The hardest thing about realizing you are overtrained is to admit it. And by admitting it, I mean to yourself. Runners can be funny about overtraining admitting it to others doesn't necessarily mean backing off. Convince yourself that if you don't back down, you'll continue overtraining and never reach your goals.
The most common causes of overtraining are too much volume, too much racing or, in most cases, both. Reducing your volume by 50 percent or more can be a lifesaver, Maffetone says. This gives the body a chance to recover and avoid more serious overtraining symptoms. For the die-hard running gladiators out there, this can be extremely hard, but at least backing off some can help the body recover. And once you've recovered, you'll feel better and be stronger when you step it up again and train like an animal!

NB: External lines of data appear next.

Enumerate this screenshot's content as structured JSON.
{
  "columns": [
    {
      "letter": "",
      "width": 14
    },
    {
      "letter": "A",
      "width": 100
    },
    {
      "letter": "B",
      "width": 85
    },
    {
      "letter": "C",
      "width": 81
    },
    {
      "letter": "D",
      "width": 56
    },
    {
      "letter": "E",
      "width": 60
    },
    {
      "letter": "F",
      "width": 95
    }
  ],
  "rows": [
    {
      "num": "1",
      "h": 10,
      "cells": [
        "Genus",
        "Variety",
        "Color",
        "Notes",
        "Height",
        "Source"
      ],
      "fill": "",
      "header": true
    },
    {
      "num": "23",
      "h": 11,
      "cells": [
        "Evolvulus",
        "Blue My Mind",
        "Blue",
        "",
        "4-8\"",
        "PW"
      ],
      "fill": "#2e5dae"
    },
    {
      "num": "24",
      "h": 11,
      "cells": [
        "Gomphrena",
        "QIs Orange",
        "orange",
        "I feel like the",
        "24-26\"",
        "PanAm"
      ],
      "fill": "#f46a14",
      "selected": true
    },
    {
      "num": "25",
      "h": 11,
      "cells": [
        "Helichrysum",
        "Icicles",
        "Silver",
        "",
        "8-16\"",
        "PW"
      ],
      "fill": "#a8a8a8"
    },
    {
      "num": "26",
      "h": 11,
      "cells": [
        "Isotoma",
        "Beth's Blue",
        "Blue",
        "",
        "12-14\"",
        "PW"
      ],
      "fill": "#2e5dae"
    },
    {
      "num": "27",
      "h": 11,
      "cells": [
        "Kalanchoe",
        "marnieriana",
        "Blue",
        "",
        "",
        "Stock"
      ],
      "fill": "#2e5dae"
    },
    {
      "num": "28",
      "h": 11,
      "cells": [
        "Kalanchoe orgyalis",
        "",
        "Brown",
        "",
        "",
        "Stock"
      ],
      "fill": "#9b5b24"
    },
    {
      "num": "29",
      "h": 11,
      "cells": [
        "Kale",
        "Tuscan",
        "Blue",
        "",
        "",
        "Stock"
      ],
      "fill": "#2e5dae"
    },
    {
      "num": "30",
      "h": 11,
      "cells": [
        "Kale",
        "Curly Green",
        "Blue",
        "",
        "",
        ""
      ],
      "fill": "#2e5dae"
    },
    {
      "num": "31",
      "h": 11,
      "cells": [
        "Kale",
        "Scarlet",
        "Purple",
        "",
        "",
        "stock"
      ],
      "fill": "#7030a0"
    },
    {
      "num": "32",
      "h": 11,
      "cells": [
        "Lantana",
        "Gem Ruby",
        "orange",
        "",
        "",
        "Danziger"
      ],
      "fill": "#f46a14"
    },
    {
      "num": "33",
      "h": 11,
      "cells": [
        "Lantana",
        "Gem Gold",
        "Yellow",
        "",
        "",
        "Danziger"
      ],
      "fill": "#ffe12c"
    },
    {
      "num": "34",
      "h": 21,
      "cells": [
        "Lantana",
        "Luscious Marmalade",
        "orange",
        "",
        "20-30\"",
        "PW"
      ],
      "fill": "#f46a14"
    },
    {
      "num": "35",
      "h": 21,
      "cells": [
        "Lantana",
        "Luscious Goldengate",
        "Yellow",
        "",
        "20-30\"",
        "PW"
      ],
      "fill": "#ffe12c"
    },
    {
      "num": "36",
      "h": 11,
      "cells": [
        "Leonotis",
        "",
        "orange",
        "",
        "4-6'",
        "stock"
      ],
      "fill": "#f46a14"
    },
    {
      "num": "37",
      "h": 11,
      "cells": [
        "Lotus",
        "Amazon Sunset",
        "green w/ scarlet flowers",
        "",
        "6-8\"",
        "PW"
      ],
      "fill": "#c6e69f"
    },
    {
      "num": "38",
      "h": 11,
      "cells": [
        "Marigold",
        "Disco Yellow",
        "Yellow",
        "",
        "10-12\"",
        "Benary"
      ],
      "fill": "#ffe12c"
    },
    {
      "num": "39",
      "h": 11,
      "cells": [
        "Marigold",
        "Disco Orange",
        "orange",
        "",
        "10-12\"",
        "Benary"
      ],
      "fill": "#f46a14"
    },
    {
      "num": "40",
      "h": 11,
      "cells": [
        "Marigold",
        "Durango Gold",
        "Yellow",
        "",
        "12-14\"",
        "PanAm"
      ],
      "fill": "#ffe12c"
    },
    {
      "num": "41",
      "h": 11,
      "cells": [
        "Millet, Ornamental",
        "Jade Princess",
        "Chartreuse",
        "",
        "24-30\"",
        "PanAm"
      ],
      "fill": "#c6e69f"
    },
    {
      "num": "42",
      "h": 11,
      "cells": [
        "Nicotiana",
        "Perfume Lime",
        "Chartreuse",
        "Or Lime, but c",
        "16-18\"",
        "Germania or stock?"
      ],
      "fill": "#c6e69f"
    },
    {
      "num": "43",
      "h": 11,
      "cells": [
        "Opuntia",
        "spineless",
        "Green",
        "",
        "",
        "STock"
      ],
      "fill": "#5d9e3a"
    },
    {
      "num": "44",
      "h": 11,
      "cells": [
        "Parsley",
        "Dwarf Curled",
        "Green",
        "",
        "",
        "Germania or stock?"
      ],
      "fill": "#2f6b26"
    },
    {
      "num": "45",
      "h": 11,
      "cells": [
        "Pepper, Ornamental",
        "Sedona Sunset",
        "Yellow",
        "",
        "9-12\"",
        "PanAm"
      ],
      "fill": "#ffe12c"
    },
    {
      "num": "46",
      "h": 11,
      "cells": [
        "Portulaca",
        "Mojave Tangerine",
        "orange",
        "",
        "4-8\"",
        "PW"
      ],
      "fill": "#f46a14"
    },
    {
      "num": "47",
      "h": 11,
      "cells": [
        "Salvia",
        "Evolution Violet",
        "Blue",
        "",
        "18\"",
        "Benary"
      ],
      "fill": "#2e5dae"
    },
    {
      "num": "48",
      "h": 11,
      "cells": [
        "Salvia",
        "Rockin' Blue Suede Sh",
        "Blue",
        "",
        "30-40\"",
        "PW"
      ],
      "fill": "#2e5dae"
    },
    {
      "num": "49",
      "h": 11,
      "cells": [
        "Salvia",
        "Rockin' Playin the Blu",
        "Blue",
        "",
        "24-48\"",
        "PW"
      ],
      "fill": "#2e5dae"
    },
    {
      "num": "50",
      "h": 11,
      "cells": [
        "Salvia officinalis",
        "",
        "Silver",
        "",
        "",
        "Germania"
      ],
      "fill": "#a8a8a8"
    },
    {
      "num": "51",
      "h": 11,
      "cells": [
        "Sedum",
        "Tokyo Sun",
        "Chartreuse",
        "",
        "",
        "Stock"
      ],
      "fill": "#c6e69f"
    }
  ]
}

Another side of the physical is your workouts. Take a long, hard look at the type of training youre doing. You may want to consult a coach for analysis and guidance in making changes to your training regimen. For instance, running long, slow distance is great, but if you run long, slow distance all the time, the result will be slow races. Make sure to include tempo runs and speed workouts in your training. Conversely, if you go out and jam every day, you need to take some easy days when you run long, slow distance. Track workouts, or doing speed workouts on the road, can help you drop time. Track workouts can take on many forms. Short stuff like 200s and 300s help with leg turnover while longer intervals like 1,000s and mile repeats increase speed as well as training your body for fast endurance.

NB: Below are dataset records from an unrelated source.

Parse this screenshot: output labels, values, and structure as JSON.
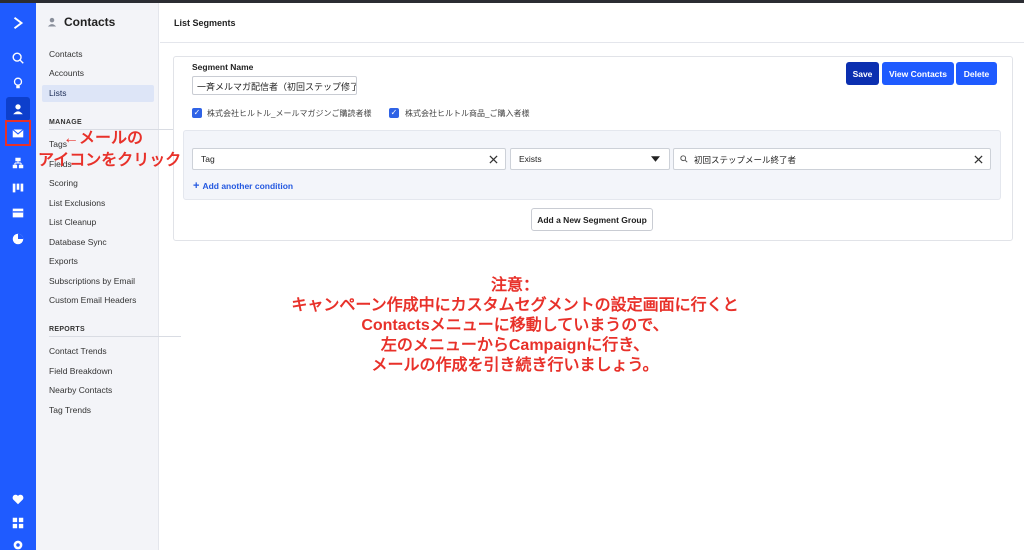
{
  "icon_rail": {
    "items": [
      {
        "icon": "logo-chevron-icon"
      },
      {
        "icon": "search-icon"
      },
      {
        "icon": "lightbulb-icon"
      },
      {
        "icon": "contacts-icon",
        "active": true
      },
      {
        "icon": "mail-icon",
        "highlighted": true
      },
      {
        "icon": "automation-icon"
      },
      {
        "icon": "pipeline-icon"
      },
      {
        "icon": "forms-icon"
      },
      {
        "icon": "reports-icon"
      },
      {
        "icon": "heart-icon"
      },
      {
        "icon": "apps-icon"
      },
      {
        "icon": "settings-icon"
      }
    ]
  },
  "subnav": {
    "title": "Contacts",
    "items": [
      "Contacts",
      "Accounts",
      "Lists"
    ],
    "active": "Lists",
    "manage_label": "MANAGE",
    "manage_items": [
      "Tags",
      "Fields",
      "Scoring",
      "List Exclusions",
      "List Cleanup",
      "Database Sync",
      "Exports",
      "Subscriptions by Email",
      "Custom Email Headers"
    ],
    "reports_label": "REPORTS",
    "reports_items": [
      "Contact Trends",
      "Field Breakdown",
      "Nearby Contacts",
      "Tag Trends"
    ]
  },
  "header": {
    "title": "List Segments"
  },
  "segment": {
    "name_label": "Segment Name",
    "name_value": "一斉メルマガ配信者（初回ステップ修了者",
    "lists": [
      "株式会社ヒルトル_メールマガジンご購読者様",
      "株式会社ヒルトル商品_ご購入者様"
    ]
  },
  "buttons": {
    "save": "Save",
    "view_contacts": "View Contacts",
    "delete": "Delete"
  },
  "condition": {
    "field": "Tag",
    "operator": "Exists",
    "value": "初回ステップメール終了者",
    "add_condition": "Add another condition"
  },
  "add_group": "Add a New Segment Group",
  "annotations": {
    "arrow_line1": "←メールの",
    "arrow_line2": "アイコンをクリック",
    "note_lines": [
      "注意：",
      "キャンペーン作成中にカスタムセグメントの設定画面に行くと",
      "Contactsメニューに移動していまうので、",
      "左のメニューからCampaignに行き、",
      "メールの作成を引き続き行いましょう。"
    ]
  },
  "colors": {
    "accent": "#1f5bff",
    "save": "#0b2fb0",
    "annotation": "#e8312a"
  }
}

In our hurry-up-and-go society that has become just like Jane Jetson's kitchen press a button and it's done so much of what America eats is overprocessed, overpreserved and full of fat. Carbo loading the night before a big event is great, but don't extend carbo loading to your entire diet. Pasta is great, but without protein and "good fats" your machine can't perform to its full potential.

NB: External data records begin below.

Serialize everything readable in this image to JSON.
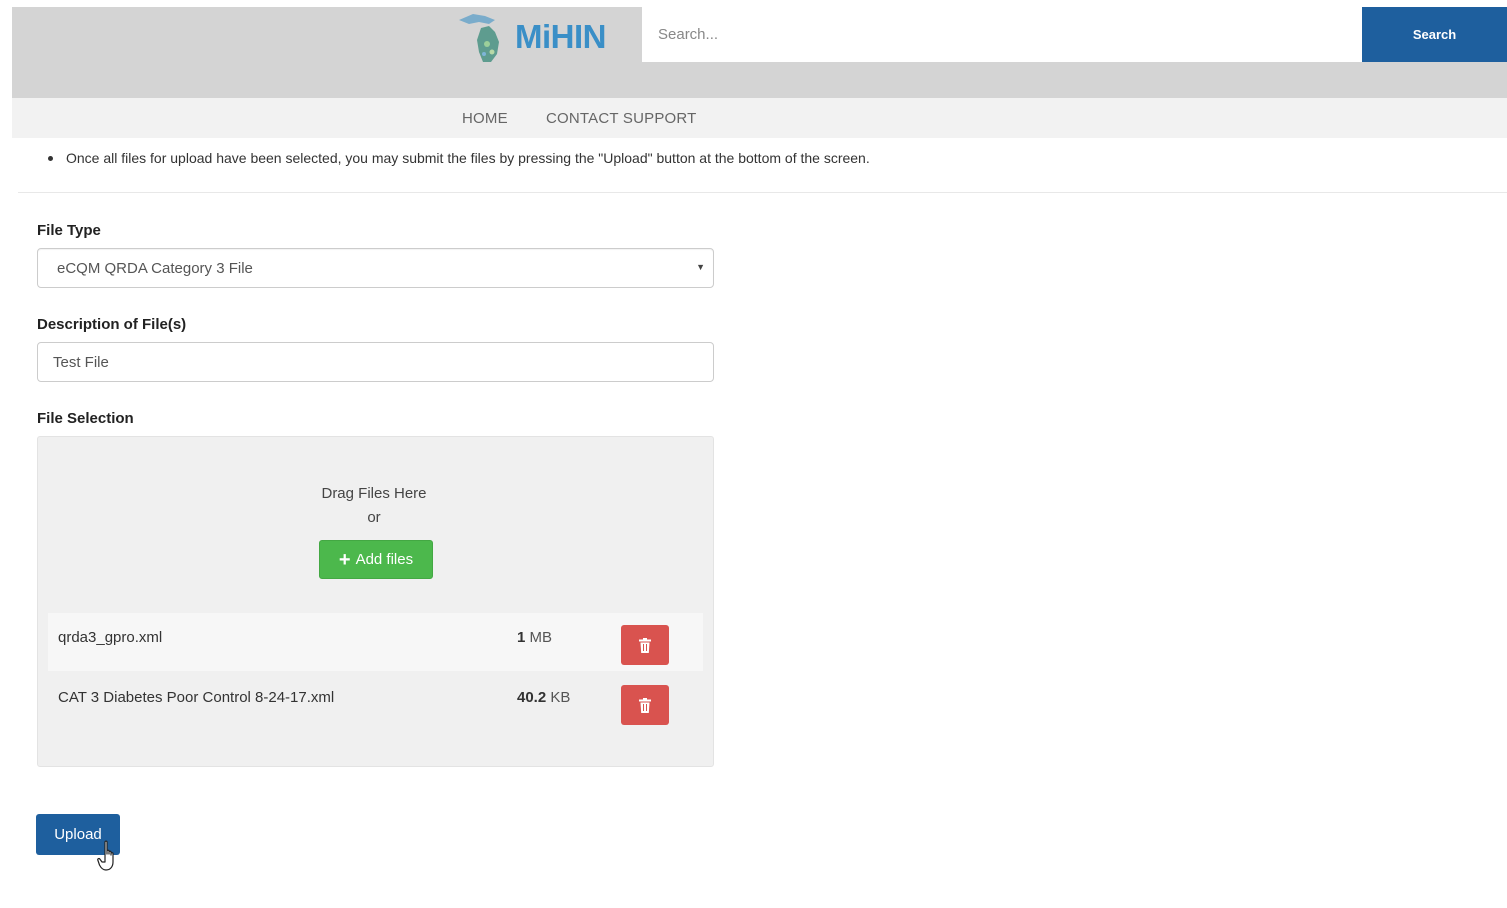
{
  "header": {
    "logo_text": "MiHIN",
    "search": {
      "placeholder": "Search...",
      "button_label": "Search"
    }
  },
  "nav": {
    "items": [
      "HOME",
      "CONTACT SUPPORT"
    ]
  },
  "instructions": {
    "line": "Once all files for upload have been selected, you may submit the files by pressing the \"Upload\" button at the bottom of the screen."
  },
  "form": {
    "file_type": {
      "label": "File Type",
      "selected": "eCQM QRDA Category 3 File"
    },
    "description": {
      "label": "Description of File(s)",
      "value": "Test File"
    },
    "file_selection": {
      "label": "File Selection",
      "drag_text": "Drag Files Here",
      "or_text": "or",
      "add_button_label": "Add files",
      "files": [
        {
          "name": "qrda3_gpro.xml",
          "size_value": "1",
          "size_unit": "MB"
        },
        {
          "name": "CAT 3 Diabetes Poor Control 8-24-17.xml",
          "size_value": "40.2",
          "size_unit": "KB"
        }
      ]
    },
    "upload_button_label": "Upload"
  },
  "colors": {
    "primary": "#1e5f9e",
    "success": "#4cb84c",
    "danger": "#d9534f",
    "brand": "#3a8fc7"
  }
}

There are numerous books about balancing nutrition, but finding what works best for you isn't written in any formula. Do a lot of experimenting with eating different foods before training runs, and try different rations of carbs, protein and good fats. Make sure to throw in fruits and vegetables. Its also very beneficial to take a good multivitamin for "nutritional insurance."
Stress: Too much of it can severely impact your running performance and health. Evaluating and balancing your physical, chemical and mental stress can improve your overall health and make you a better runner. Maffetone recommends making two lists: stressors you have some control over, and those you can't control. "In reality, almost any stress can be modified or eliminated, he says. It's a question of how far you're willing to go."
He suggests starting by working to eliminate some of the stress you can control. There's much less you can do about non-controllable stress. He suggests trying to put this sort of stress out of your mind as much as possible, as many people expend lots of energy on stresses they can't (or won't) do anything about. By regulating the stress that you can control, it becomes easier for your body to compensate and adapt to the stress that's beyond your command. The biggest problem with stress is that it interferes with rest. Try to control stress, because if you can't rest, you can't perform to your highest ability.
Of utmost importance is doing what you have to do to prepare yourself mentally to reach a new plateau or achieve a certain time or place goal at a race. Everyone has a few people they count on as their "wing men" to get them psyched. Try to keep a positive attitude about your running, and surround yourself with people who have positive attitudes about running. Do your best to become a pathological optimist about your training and racing. Say "I can" and "I'm going to" instead of "someday" or "I wish." Then hold your head high and go for that next plateau!